Mining Is the Talk of the Town in Colombia

Mining continues to be the talk of the town in Colombia. News about the twelve trapped miners in the Antioquia province of Colombia dominated headlines, but authorities confirmed that all of the miners are almost certainly dead and at the bottom of the water-filled 800-meters-long mining shaft. Colombian authorities are doing all they can to rescue the miners’ corpses from their watery tomb, but the conditions at the mine are not helping the extraction effort. A large volume of water flooded the mine, the mine is quite narrow, and the infrastructure in the area has limited the strength and number of pumps used to drain the water from the mine.

The victims are all men between the ages of 23 and 55, from families with a long tradition of working in the Colombian mining industry. In one interview, an ex-miner who lost two of his sons in mining accidents explained the difficult choice that all families in the region must face:  after disasters like this, one never wants to go back to mining, but in these rural areas, people don’t have a choice. Mining is the only way to make a living.

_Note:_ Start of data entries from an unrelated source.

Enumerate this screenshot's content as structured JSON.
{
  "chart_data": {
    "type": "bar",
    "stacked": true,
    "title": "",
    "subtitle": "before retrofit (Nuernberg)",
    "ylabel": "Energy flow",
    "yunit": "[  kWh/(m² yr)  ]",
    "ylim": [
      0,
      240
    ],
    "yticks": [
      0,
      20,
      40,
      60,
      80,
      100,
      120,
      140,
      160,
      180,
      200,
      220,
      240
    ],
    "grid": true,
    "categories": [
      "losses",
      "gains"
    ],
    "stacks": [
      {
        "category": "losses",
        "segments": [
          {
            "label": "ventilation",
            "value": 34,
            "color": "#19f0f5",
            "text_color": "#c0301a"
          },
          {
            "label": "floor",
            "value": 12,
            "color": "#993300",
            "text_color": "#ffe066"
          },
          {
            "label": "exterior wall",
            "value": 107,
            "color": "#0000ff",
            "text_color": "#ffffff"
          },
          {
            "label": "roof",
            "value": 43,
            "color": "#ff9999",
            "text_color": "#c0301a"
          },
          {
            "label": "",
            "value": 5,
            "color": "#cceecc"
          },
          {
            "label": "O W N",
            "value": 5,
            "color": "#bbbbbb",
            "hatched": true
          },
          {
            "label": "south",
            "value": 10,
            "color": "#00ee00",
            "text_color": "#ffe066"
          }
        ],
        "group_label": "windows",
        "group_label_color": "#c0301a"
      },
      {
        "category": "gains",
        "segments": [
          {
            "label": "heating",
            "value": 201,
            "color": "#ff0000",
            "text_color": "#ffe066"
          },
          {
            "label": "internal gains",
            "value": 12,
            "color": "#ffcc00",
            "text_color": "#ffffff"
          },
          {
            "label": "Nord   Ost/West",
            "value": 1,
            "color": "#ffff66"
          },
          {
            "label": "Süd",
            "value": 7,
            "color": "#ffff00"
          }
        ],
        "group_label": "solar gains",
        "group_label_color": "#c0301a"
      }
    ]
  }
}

Pulzo.com ran a feature on the damaging effects of illegal mining on Colombia. The report noted that 63% of all mining activity in the country is illegal; stressing that any conversation about mining in Colombia has to address the specter of illegal mining. Mining is already far more lucrative than agriculture, and has surpassed drug trafficking in the profit-making potential of illicit activities in Colombia. The mining boom started about six years ago and hasn’t slowed, forcing the government, including the Colombian armed forces, to turn its attention towards stamping out illegal mining.